Current Articles | Categories | Search | Syndication

KETUA JALASENASTRI CABANG 7 TEGAL BERIKAN VITAMIN A KEPADA SISWA TK HANG TUAH 16

 
 

Ketua Jalasenastri Cabang 7 Tegal Korcab V Daerah Jalasenastri Armada Timur Ny. Arisay SB Manurung memberikan vitamin A kepada siswa TK Hang Tuah 16 Tegal Jl.Mayjen Sutoyo no.23 Tegal dan melihat secara langsung pemeriksaan gigi yang dilaksanakan di Ruang Pemeriksaan Gigi Balai Pengobatan Lanal Tegal, Kamis (10/8/2017).

Pemberian vitamin A oleh Ketua Cabang 7 Jalasenastri Tegal kepada 40 siswa TK Hang Tuah 16 Tegal kelas kelompok bermain A, kelas B1 dan kelas B2 tersebut,  didampingi Kepala Sekolah TK Hang Tuah 16 Tegal Estiningsih SPd dan Ketua Pengurus Yayasan Hang Tuah cabang Tegal Ny. Teguh Santoso (istri Pasminlog) serta para guru TK Hang Tuah 16 Tegal.

Menurut Ketua Cabang 7, kegiatan tersebut rutin dilakukan setiap enam bulan sekali. Terakhir telah dilaksanakan pada bulan Februari 2017. Vitamin A penting untuk kesehatan mata dan mencegah kebutaan, dan yang lebih penting lagi, vitamin A dapat meningkatkan daya tahan tubuh.

Anak yang cukup mendapat vitamin A lanjutnya,  akan menjadi lebih kebal dan apabila terkena diare, campak atau penyakit infeksi lain, tidak mudah menjadi parah sehingga tidak membahayakan jiwa anak.

Suatu penelitian yang dilakukan di Pakistan pada tahun 2011 membuktikan bahwa pemberian suplemen Vitamin A pada anak usia 5-59 bulan di negara tersebut mampu menekan angka kematian sampai 20% dan menunjukkan adanya pengurangan Balita yang menderita penyakit akibat infeksi, diare, campak maupun kebutaan.

Dari penelitian tersebut terlihat bahwa pentingnya vitamin A tidak hanya sebatas pada pencegahan kebutaan, namun yang lebih penting lagi adalah kaitannya dengan kelangsungan hidup, pertumbuhan dan perkembangan serta kesehatan anak, ujar Ketua Cabang 7 Tegal.

Menurutnya, kegiatan pemberian vitamin A dan pemeriksaan gigi ini adalah rutin dilakukan hal ini penting bagi para siswa siswi TK Hang Tuah, diharapkan setelah adanya kegiatan ini anak-anak tidak takut lagi kalau berobat mengenai gigi, sementara ini anak-anak kalau ke poliklinik gigi bayangannya ketakutan, dengan kegiatan ini bisa menambah kepercayaan diri bagi anak didik.

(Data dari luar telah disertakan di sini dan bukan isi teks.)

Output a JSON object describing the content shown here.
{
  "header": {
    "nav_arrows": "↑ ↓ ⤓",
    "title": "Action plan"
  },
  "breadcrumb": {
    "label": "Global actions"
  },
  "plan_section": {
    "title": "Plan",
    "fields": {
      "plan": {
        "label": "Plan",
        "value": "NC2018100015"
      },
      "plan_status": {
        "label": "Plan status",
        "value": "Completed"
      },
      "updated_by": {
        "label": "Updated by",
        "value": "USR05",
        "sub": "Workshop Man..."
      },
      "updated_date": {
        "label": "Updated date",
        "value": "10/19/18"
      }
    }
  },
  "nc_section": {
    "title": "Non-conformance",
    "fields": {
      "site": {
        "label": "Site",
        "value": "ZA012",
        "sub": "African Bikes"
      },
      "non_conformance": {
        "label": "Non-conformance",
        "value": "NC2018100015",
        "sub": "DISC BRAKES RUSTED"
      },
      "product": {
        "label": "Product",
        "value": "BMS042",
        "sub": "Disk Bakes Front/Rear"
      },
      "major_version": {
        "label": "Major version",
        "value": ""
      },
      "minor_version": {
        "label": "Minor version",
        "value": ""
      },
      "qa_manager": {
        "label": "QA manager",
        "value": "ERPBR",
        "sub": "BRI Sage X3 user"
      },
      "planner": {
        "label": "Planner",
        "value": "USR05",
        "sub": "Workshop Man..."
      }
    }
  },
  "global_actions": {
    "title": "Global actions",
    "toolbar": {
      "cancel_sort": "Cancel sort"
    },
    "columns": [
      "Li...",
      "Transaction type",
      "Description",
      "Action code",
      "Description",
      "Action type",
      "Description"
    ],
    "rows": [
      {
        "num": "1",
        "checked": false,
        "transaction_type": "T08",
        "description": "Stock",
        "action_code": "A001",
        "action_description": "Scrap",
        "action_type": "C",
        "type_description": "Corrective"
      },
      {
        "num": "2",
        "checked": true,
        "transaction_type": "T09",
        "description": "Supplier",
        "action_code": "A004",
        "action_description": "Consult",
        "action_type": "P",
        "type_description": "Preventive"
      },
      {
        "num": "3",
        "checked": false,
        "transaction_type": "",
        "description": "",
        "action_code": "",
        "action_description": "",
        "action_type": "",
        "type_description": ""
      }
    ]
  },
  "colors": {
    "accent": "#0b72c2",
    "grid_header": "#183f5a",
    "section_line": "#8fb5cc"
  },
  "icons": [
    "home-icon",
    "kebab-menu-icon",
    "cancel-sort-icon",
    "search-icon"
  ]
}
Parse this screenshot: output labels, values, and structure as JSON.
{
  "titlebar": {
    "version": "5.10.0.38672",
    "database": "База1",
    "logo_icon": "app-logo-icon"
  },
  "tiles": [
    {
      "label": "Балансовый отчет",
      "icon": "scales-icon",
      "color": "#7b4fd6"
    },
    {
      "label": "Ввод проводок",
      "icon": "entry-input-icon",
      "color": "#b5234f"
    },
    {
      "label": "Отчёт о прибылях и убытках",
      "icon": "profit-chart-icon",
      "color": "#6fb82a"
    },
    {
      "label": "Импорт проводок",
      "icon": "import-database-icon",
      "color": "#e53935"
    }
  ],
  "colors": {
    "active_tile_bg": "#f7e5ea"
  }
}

Anak-anak tidak dibayangi rasa ketakutan akan dicabut giginya.

Sementara disela sela kegiatan pemeriksaan gigi, terdapat anak yang menangis tidak mau diperiksa karena baru awal pertama, tapi dengan pendampingan para guru akhirnya mereka mau diperiksa.